IAG Cuts Deliveries As Full Recovery Not Anticipated Before 2023

 - May 7, 2020, 9:01 AM
IAG group airlines, including British Airways, now plan on taking delivery of 68 fewer new aircraft than planned through the end of 2022. (Photo: British Airways)

This story is part of AIN's continuing coverage of the impact of the coronavirus on aviation.


International Airlines Group is bracing for three tough years and doesn't anticipate a return to 2019 trading conditions until 2023. Reporting an operating loss of €535 ($577 million) for the first quarter of 2020 on Thursday, group CEO Willie Walsh announced plans to defer deliveries of 68 new aircraft and to return more than 100 more to leasing groups in a bid to rebalance overall fleet capacity in the face of radically reduced demand.

The first-quarter loss marked a significant reversal of fortunes on the same period in 2019, when the group, which includes British Airways, Iberia, and Aer Lingus, achieved a profit of €135 million ($140 million). Most of the loss resulted from the almost complete collapse of traffic during the last three weeks of March in response to government travel restrictions due to the Covid-19 pandemic. Walsh warned that the second quarter will likely prove far worse, as schedules call for available seat kilometers to fall by as much as 95 percent in April and May.

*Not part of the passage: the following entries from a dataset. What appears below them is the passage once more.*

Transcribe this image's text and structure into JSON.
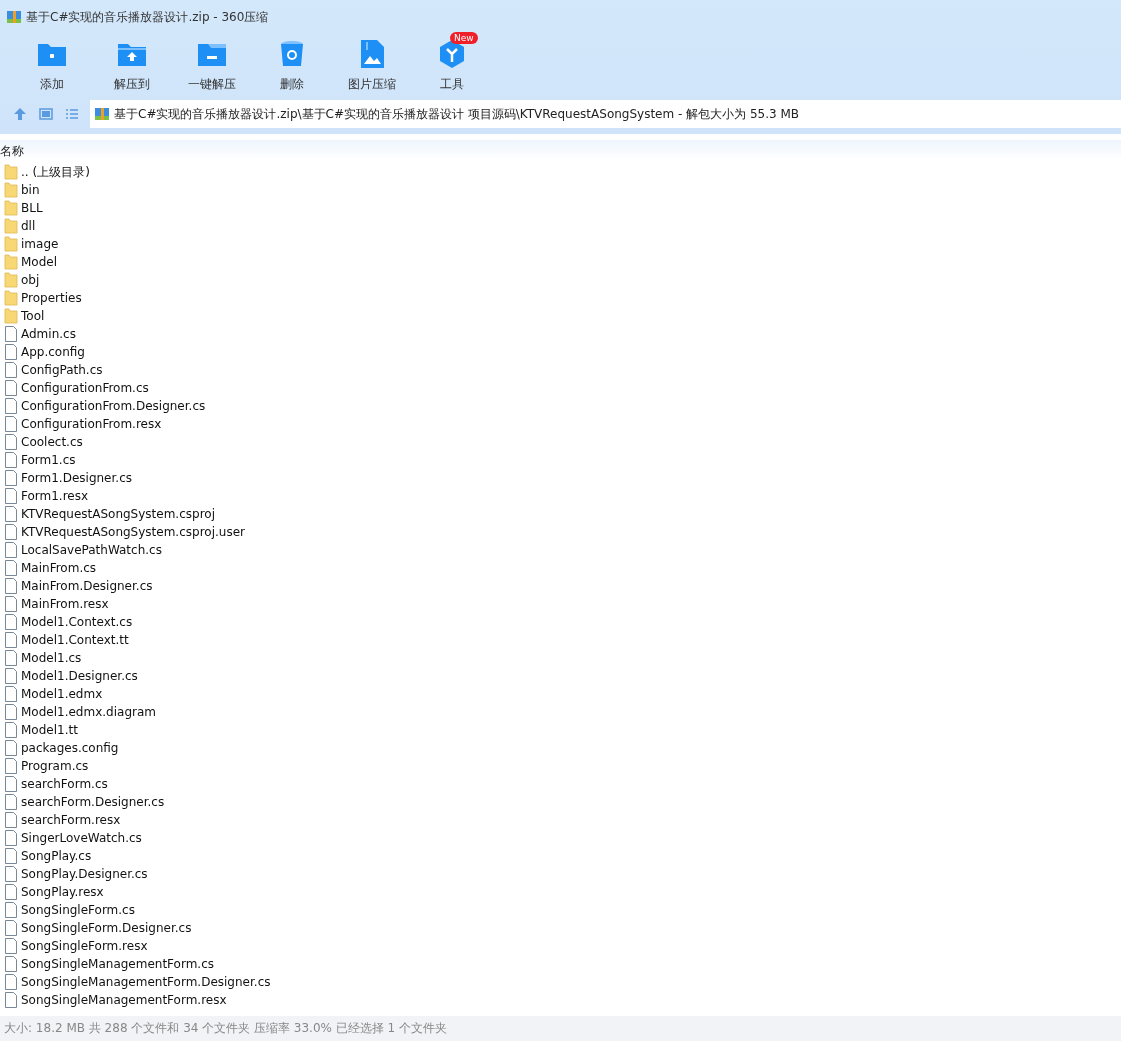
{
  "window": {
    "title": "基于C#实现的音乐播放器设计.zip - 360压缩"
  },
  "toolbar": [
    {
      "label": "添加",
      "kind": "add"
    },
    {
      "label": "解压到",
      "kind": "extract"
    },
    {
      "label": "一键解压",
      "kind": "oneclick"
    },
    {
      "label": "删除",
      "kind": "delete"
    },
    {
      "label": "图片压缩",
      "kind": "image"
    },
    {
      "label": "工具",
      "kind": "tools",
      "badge": "New"
    }
  ],
  "address": {
    "path": "基于C#实现的音乐播放器设计.zip\\基于C#实现的音乐播放器设计 项目源码\\KTVRequestASongSystem - 解包大小为 55.3 MB"
  },
  "table": {
    "columns": [
      "名称"
    ],
    "rows": [
      {
        "name": ".. (上级目录)",
        "kind": "folder"
      },
      {
        "name": "bin",
        "kind": "folder"
      },
      {
        "name": "BLL",
        "kind": "folder"
      },
      {
        "name": "dll",
        "kind": "folder"
      },
      {
        "name": "image",
        "kind": "folder"
      },
      {
        "name": "Model",
        "kind": "folder"
      },
      {
        "name": "obj",
        "kind": "folder"
      },
      {
        "name": "Properties",
        "kind": "folder"
      },
      {
        "name": "Tool",
        "kind": "folder"
      },
      {
        "name": "Admin.cs",
        "kind": "file"
      },
      {
        "name": "App.config",
        "kind": "file"
      },
      {
        "name": "ConfigPath.cs",
        "kind": "file"
      },
      {
        "name": "ConfigurationFrom.cs",
        "kind": "file"
      },
      {
        "name": "ConfigurationFrom.Designer.cs",
        "kind": "file"
      },
      {
        "name": "ConfigurationFrom.resx",
        "kind": "file"
      },
      {
        "name": "Coolect.cs",
        "kind": "file"
      },
      {
        "name": "Form1.cs",
        "kind": "file"
      },
      {
        "name": "Form1.Designer.cs",
        "kind": "file"
      },
      {
        "name": "Form1.resx",
        "kind": "file"
      },
      {
        "name": "KTVRequestASongSystem.csproj",
        "kind": "file"
      },
      {
        "name": "KTVRequestASongSystem.csproj.user",
        "kind": "file"
      },
      {
        "name": "LocalSavePathWatch.cs",
        "kind": "file"
      },
      {
        "name": "MainFrom.cs",
        "kind": "file"
      },
      {
        "name": "MainFrom.Designer.cs",
        "kind": "file"
      },
      {
        "name": "MainFrom.resx",
        "kind": "file"
      },
      {
        "name": "Model1.Context.cs",
        "kind": "file"
      },
      {
        "name": "Model1.Context.tt",
        "kind": "file"
      },
      {
        "name": "Model1.cs",
        "kind": "file"
      },
      {
        "name": "Model1.Designer.cs",
        "kind": "file"
      },
      {
        "name": "Model1.edmx",
        "kind": "file"
      },
      {
        "name": "Model1.edmx.diagram",
        "kind": "file"
      },
      {
        "name": "Model1.tt",
        "kind": "file"
      },
      {
        "name": "packages.config",
        "kind": "file"
      },
      {
        "name": "Program.cs",
        "kind": "file"
      },
      {
        "name": "searchForm.cs",
        "kind": "file"
      },
      {
        "name": "searchForm.Designer.cs",
        "kind": "file"
      },
      {
        "name": "searchForm.resx",
        "kind": "file"
      },
      {
        "name": "SingerLoveWatch.cs",
        "kind": "file"
      },
      {
        "name": "SongPlay.cs",
        "kind": "file"
      },
      {
        "name": "SongPlay.Designer.cs",
        "kind": "file"
      },
      {
        "name": "SongPlay.resx",
        "kind": "file"
      },
      {
        "name": "SongSingleForm.cs",
        "kind": "file"
      },
      {
        "name": "SongSingleForm.Designer.cs",
        "kind": "file"
      },
      {
        "name": "SongSingleForm.resx",
        "kind": "file"
      },
      {
        "name": "SongSingleManagementForm.cs",
        "kind": "file"
      },
      {
        "name": "SongSingleManagementForm.Designer.cs",
        "kind": "file"
      },
      {
        "name": "SongSingleManagementForm.resx",
        "kind": "file"
      }
    ]
  },
  "status_bar": {
    "text": "大小: 18.2 MB 共 288 个文件和 34 个文件夹 压缩率 33.0% 已经选择 1 个文件夹"
  }
}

Revenues in the first quarter fell only 6.5 percent down compared with the same period last year. IAG chief financial officer Steve Gunning explained that the group took an exceptional charge of €1.3 billion ($1.4 billion) to cover losses resulting from “over-hedging” of fuel in view of the significant dip in the airline’s Jet-A consumption.

This year, IAG carriers will reduce the number of new aircraft added to the combined fleet from 44 to 38. Next year, deliveries will fall from 42 to 15 and in 2022 from 57 to 22. It also plans to return 20 leased aircraft this year, followed by 96 more in 2021 and 2022.

Walsh stressed that IAG continues to consider the need for staffing reductions across the group, over and above the more than 12,000 layoffs already announced for British Airways. The statement appeared to head off speculation that the availability of Spanish government-backed loans worth around $1.1 billion might mean that the bulk of the job losses would affect staff in the UK, where the government has not offered support beyond its standard Covid-19 furlough scheme.

IAG’s current short-term planning assumes that passenger traffic for the remainder of 2020 will fall about 50 percent from last year's levels. Rival airline group Air France KLM, which also released first-quarter results on May 7, indicated that capacity levels for the second and third quarters could drop, respectively, by as much as 95 to 80 percent.

Walsh said that IAG does not plan to block middle seats as part of Covid-19 measures, arguing that social distancing cannot be achieved inside an airliner. He indicated that the group will instead support the wearing of masks by passengers and crew and make plans to disinfect aircraft interiors.